Julie Pickens and Mindee Doney, Oregon-based creators of Boogie Wipes, a line of saline-infused kids’ tissues, are examples of the latter. A few years ago, Doney was having a beastly time cleaning up the caked-on mess of snot caused by one of her children’s colds. She threw some of the saline from a nose spray on a tissue and had an epiphany. She knew Pickens—also a mom of young kids—professionally, and since both were between businesses, they decided to launch Little Busy Bodies Inc. to sell Boogie Wipes in 2007. While they love the stuff of consumer goods marketing, and like making a product that’s helpful to parents, I didn’t get the impression from talking to them that they dreamed of tissues as kids like Sylvia Earle had dreamed of waves.
Nonetheless, the second half of the equation—love what you do—is clear for both women. Running their own business has given them incredible autonomy. Before they launched, they hashed out the details of the Boogie Wipes product lines during epic play dates. Now, Pickens helps her daughters get ready for school in the mornings, then works in the office from 8:30 to 2:45, Monday through Friday. Her four-year- old often joins her around noon, after preschool, and plays in the office playroom. Yes, they have an office playroom. Why not? Pickens leaves to pick up the other kids around 3:00, and does some work from home while they do homework. After dinner and bedtime, she fires the laptop back up around nine o’clock and puts in a few more hours. She occasionally comes in on Saturday mornings, but manages to leave at least one weekend day e-mail-free. Doney, who has an infant, works from home slightly more often. After running in the mornings on the treadmill while her kids watch cartoons, she comes in to the office roughly three days a week from 9:00 to 3:00. In the afternoons, she works at home while her older kids play outside. The computer goes off during dinner, then after baths and books and prayers, she puts in another work shift during the evenings, which she does on weekends, too.
Both women work full-time hours, but since they have complete freedom to choose those hours, they also pack in a lot of family time. They give their dozen employees the same flexibility. “We hold employees to the same expectations as ourselves,” Doney says. “What I mean by that is that if they need to work at home occasionally, they work at home . . . We have faith and trust in their ability to get the work done when it needs to be done.”
They also appreciate being challenged at close to the extent of their abilities.
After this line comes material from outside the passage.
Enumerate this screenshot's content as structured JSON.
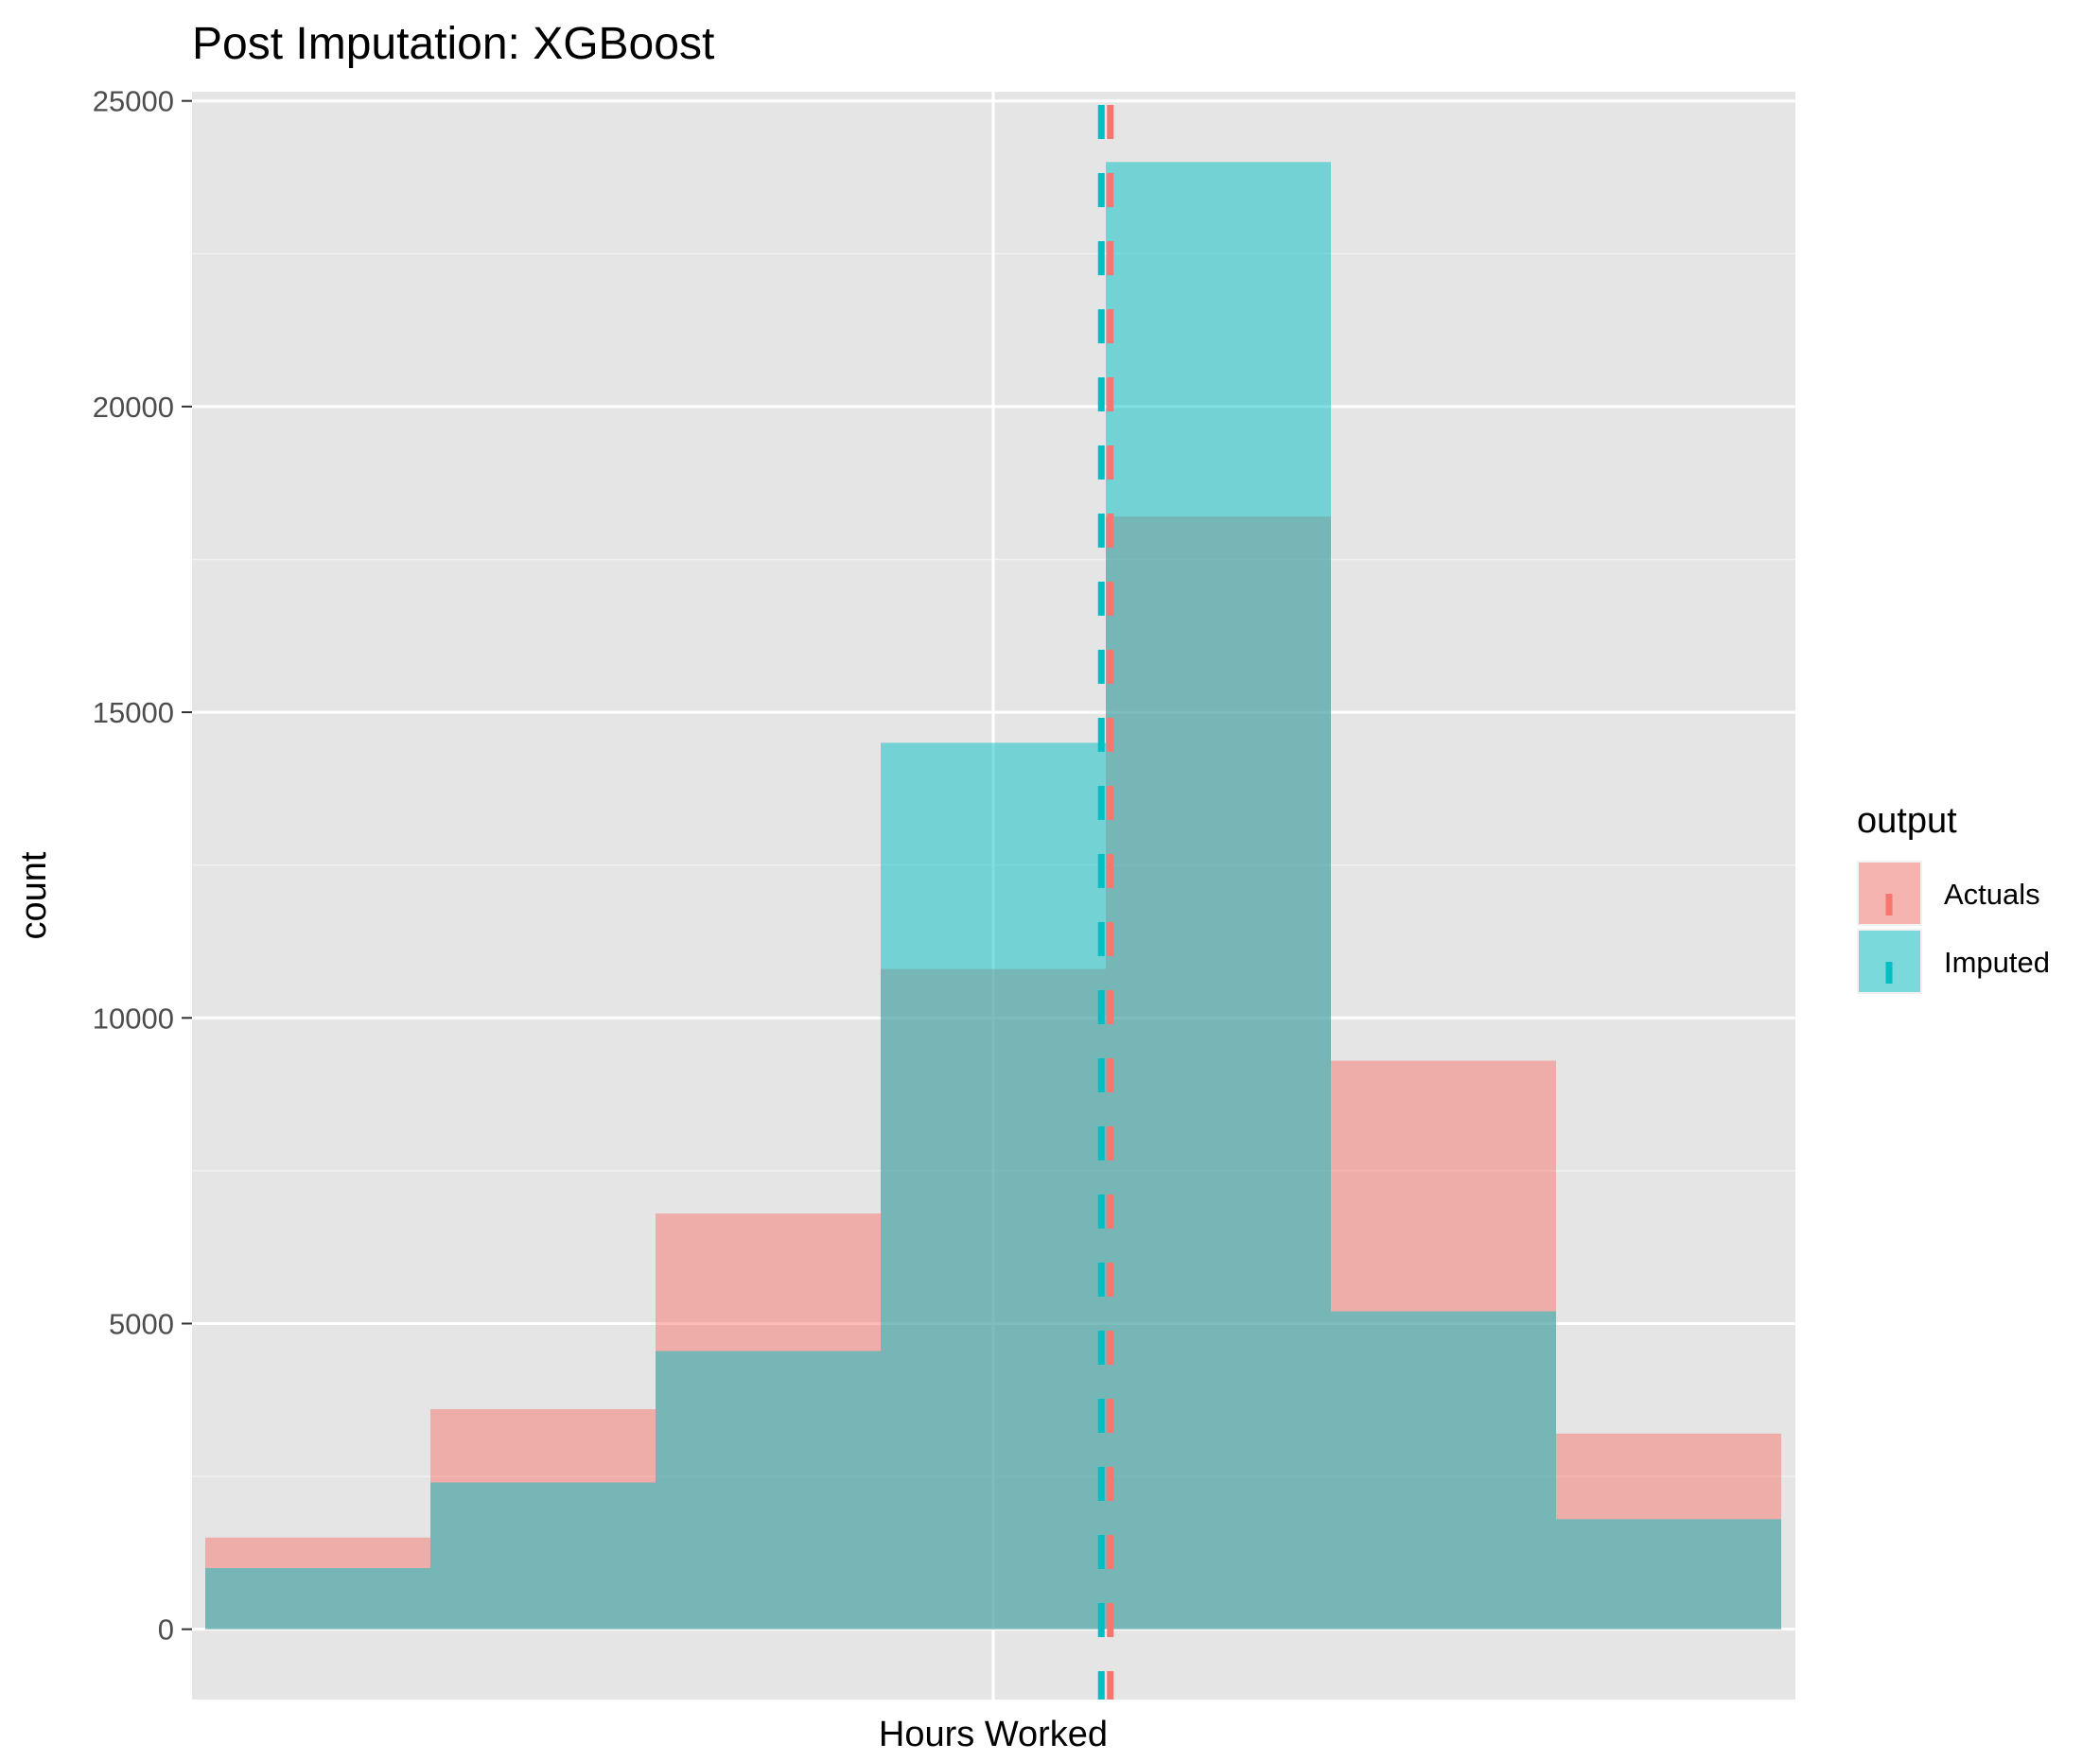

They describe their first two years running Little Busy Bodies as the equivalent of earning their MBAs. For instance, here’s a problem Doney and Pickens had to solve recently: How do you get a product into Wal-Mart? The answer:
you find the right person who knows the inside scoop. You play up the fact that you are a women-owned business. You show up in Bentonville, Arkansas, with a pitch that is not just about the product’s efficacy, but about its story as the creation of mompreneurs who are just like the target-market moms, and who give the products an authenticity modern consumers crave. Most important, you show them how your product will make them money and that you know how to manage your enterprise. Then when the buyer says yes,
you watch your company’s sales go north of $5 million in less than 2 years in business. You set a goal to sell the company to a major consumer goods brand in the next 5 years, and use the cash to start something else fun, flexible, and as satisfyingly tough as getting dried snot off a wriggling toddler’s face.